A collage of Stills from Films, a number showing medical personnel Off To Take Care ©Annett Busch

Celebrating the Many Facets of Care Work Through Film

Taking place over 5 days, the mini-festival Off To Take Care brings together documentaries and fiction, films from different places and times to engage us in thinking about care and exploring it through cinema and vice versa.
It is a dense programme, that is meant to raise questions, to reflect anew on what care could mean and what it can do. And to connect people who do care, but probably in very different ways. The curators Annett Busch and Marie-Hélène Gutberlet will be present throughout and we invite you to be around as much as possible, too, so that conversations can continue, take turns or meander. Join us for drinks and conversations on Saturday, 18 November after programme 4 and for an informal discussion in the round on Sunday 19 November after the final programme at the ICA.

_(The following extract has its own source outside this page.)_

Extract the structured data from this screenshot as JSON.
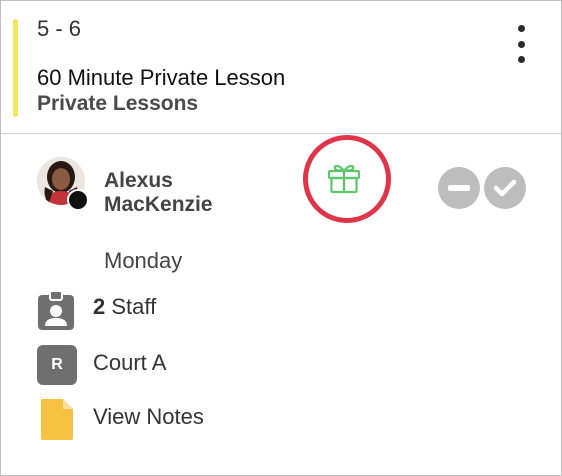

Off To Take Care has been curated by Annett Busch and Marie-Hélène Gutberlet, who together are Women on Aeroplanes


We are pleased that throughout the festival, participants of the Waiting Times Project will share their responses and take part in our discussions about the films.
Funded by the Wellcome Trust, the Waiting Times Project opens up the relationship between time and care, exploring how lived experiences, representations and histories of delayed and impeded time shape and create experiences of care, including healthcare.

All Films are shown with English subtitles.

We would like to thank the ICA for hosting the screening of Heimkinder on 19 November. 

Please scroll down for the links to the five programmes.

Off to Take Care 

To speak of care is to enter and navigate a vast and vague terrain—in terms of discourse, labour struggles, aesthetics, economy, narratives. Care work and work done with care happens in all domains, but the crucial difference it makes to actually care, most often goes unnoticed. When things are done carefully, with care, when someone dares to care—above all, this takes time. Time that can hardly be translated into the measurements of an economic system that tends to reward carelessness in the pursuit of profit maximisation. In understanding the value and necessity of care work as an indicator for quality, we may need to turn our value system upside down. And cinema might be a good place to start reimagining the world… .  

Off to Take Care intertwines contradicting moves and movements, interests, emotions and considerations related to filmmaking. How can care labour be framed, to become visible. And how does it need to be reframed to become represented (valued) otherwise. What needs to remain off (frame), to resist representation. Care-taking endeavours on the run, uncaptured. While leaving to maintain. Off, to take care of something else, some business. Perhaps a refusal to care about what’s too close. To leave domestic duties undone and care about one’s own pleasure, to learn. Gone, to earn money with care work elsewhere. And come back later. 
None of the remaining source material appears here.